My hope for the future of medicine: Keeping the patient at the center of all we do. Medicine is undergoing tremendous change in terms of how we pay for and how we deliver care. Every year brings new technologies, new medications, new ideas, new challenges and new legislation. There is no shortage of stakeholders advocating for what they want the future of medicine to look like. But at the heart of it all is the doctor-patient relationship. That relationship, and that experience, is sacrosanct.
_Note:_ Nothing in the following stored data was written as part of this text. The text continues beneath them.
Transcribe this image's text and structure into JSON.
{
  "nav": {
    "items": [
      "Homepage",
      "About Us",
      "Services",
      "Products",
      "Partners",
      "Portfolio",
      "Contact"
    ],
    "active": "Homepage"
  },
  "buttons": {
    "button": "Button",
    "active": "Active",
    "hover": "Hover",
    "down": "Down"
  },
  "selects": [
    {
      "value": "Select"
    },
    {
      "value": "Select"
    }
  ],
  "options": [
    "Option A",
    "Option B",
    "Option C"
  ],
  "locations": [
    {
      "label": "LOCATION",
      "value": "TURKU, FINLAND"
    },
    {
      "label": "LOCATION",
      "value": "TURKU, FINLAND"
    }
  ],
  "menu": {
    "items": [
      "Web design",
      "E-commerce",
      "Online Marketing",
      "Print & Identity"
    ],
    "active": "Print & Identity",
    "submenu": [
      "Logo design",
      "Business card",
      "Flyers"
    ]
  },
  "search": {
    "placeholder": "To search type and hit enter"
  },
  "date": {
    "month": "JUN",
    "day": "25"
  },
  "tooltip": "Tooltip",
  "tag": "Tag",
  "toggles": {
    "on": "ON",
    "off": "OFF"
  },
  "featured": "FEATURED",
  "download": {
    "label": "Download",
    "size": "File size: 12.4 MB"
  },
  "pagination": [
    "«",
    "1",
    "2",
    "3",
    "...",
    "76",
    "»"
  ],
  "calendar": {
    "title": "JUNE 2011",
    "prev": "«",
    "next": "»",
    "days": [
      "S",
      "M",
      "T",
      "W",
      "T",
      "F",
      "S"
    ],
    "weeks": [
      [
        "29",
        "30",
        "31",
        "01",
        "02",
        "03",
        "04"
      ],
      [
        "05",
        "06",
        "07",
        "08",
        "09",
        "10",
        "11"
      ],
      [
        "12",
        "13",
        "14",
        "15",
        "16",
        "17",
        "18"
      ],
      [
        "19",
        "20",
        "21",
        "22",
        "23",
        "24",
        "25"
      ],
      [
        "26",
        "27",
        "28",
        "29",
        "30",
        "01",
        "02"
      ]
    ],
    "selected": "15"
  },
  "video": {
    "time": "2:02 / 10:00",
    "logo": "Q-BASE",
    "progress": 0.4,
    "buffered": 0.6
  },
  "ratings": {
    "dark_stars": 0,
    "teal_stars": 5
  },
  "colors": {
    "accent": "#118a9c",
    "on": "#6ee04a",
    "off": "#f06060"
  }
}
It deserves a voice and a lobby as much as—if not more than—anything else in health care.

My favorite experience working with the medical team: Working as a senior resident on the medical floors and observing the tremendous progress interns make over the course of just a few months—watching their confidence and competence bloom, and seeing them grow personally and clinically into the amazing doctors they were destined to become.

The most challenging aspects of caring for patients: When patients don’t do well and you feel like you could have done more for them.

The most rewarding aspect of caring for patients: Hearing about who or what a patient loves and feeling like you played some part, however small, in getting them back to it.   

The skills every physician should have but won’t be tested for on the board exam: Being a thoughtful and reliable colleague—someone other members of the care team look forward to working with. 

One question students should ask themselves before pursuing medicine: What quality do I admire most about good doctors?

A quick insight I would give students who are considering medicine: This is an incredibly exciting time to be entering medicine. There’s genomics and precision medicine, robotic surgery and immune therapies, digital health and delivery system reform. But at its core, medicine is still about what it’s always been about: people.